Конечно, Кулаков не случайно рассказал мне все это. И теперь я понимал, что разговор с паном Вальдеком тоже совсем не лишний. Новые сведения помогали нам понять характер нашего фигуранта.
Агент-перевертыш доброго десятка разных разведок все-таки был и оставался поляком. И правы оказались американцы: ловить его можно было только на родине. Особенно хорошо — в родном городе, во Вроцлаве. Помимо прочего, одной из тайных страстей нашего суперагента было увлечение живописью и особенно — таким редким жанром, как живописная панорама. Юриуш страшно гордился, что знаменитую Рацлавицкую панораму, экспонировавшуюся добрых полвека во Львове, перевезли именно во Вроцлав. По иронии судьбы это произошло в тот самый год, когда Семецкий навсегда покинул Польшу. Однако отец Юриуша входил в Общественный комитет по восстановлению Рацлавицкой панорамы, комитет третий по счету и последний, который как раз и сумел довести дело до победного конца. Так что Юриуш имел возможность увидеть живописный шедевр Яна Стыки и Войцеха Коссака ещё за год до того, как панораму развернули в новом здании, в ротонде на берегу Одера. Открытие состоялось в конце ноября восемьдесят первого года, в труднейшее для Польши время, когда многие продукты выдавались по карточкам, в городах были перебои с водой и электричеством, зубы чистили солью, а по ночам ещё ходили патрули и кое-где случались перестрелки. Но именно в это время обострились патриотические чувства поляков, вот Ярузельский и не пожалел денег на восстановление гордости польского народа — Рацлавицкой панорамы.
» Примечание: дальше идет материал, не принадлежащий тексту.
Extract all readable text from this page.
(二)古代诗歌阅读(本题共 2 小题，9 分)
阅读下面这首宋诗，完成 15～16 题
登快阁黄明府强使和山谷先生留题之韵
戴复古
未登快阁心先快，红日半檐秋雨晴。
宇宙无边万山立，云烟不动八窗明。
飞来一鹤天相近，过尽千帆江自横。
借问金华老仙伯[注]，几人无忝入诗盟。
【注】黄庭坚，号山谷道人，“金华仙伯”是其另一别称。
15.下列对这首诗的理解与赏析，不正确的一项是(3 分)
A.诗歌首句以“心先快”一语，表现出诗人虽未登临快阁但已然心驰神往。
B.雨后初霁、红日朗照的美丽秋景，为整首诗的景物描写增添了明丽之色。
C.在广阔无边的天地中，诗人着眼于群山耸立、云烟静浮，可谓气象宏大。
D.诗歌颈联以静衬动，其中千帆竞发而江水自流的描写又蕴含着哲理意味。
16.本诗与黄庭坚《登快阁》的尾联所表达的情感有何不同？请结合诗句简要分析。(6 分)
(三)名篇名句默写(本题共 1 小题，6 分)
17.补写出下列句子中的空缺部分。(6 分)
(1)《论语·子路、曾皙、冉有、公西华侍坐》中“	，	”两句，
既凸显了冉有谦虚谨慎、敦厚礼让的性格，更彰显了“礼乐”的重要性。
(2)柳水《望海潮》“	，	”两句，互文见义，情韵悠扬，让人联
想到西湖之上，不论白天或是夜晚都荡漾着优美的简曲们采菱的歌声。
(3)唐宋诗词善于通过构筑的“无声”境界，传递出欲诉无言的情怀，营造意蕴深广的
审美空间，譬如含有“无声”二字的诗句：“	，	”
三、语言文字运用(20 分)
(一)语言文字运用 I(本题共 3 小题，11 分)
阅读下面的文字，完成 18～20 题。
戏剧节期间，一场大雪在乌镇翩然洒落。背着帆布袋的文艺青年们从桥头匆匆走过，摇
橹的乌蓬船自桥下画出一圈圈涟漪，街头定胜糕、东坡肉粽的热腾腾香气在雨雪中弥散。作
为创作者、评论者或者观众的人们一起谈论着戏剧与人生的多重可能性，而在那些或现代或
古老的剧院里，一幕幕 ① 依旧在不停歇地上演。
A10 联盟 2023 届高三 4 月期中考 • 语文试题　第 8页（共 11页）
Офицер разведки Юриуш видел огромный холст без переднего плана и специального освещения, развернутый в большой университетской аудитории, но и в таком виде живописное полотно поразило его. А в ротонду ему довелось попасть лишь спустя пять лет, когда, уже будучи гражданином Израиля, он вернулся инкогнито на похороны отца, а медленно, но верно теряющая свое могущество польская госбезопасность перестала охотиться за всеми подряд беглыми сотрудниками.
С тех пор Семецкий взял за правило приезжать во Вроцлав каждый год. Причем даты все время менялись, не существовало у него особенного, специального дня. Очевидно, Эльф был подвержен неким минутным настроениям, или наоборот выстраивал хитрую схему, при которой его трудно оказывалось вычислить.
Его и на этот раз вычислили только чудом. Австрийцы слушали телефон совсем другого человека, но в польских очень старых, давно не ремонтировавшихся сетях что-то перемкнуло и на запись пошла фраза Эльфа: «Я буду во Вроцлаве в начале ноября, ну и, конечно, побываю в ротонде…» Компьютеры австрийской разведки выловили эту фразу по ключевому слову «ротонда», американцы, проводившие в тот момент некую совместную с Веной акцию, получили доступ к неожиданно возникшим из ниоткуда сведениям, и таким образом родилась идея операции. Но организовывать примитивный захват объекта никому не хотелось. Это они уже проходили. Направлять опергруппу из какой-нибудь соседней страны — полная безнадега. У Эльфа потрясающее, просто фантастическое чутье на опасность, любых мало-мальски знакомых ему по почерку спецов Семецкий почует за версту — и ничего не выйдет.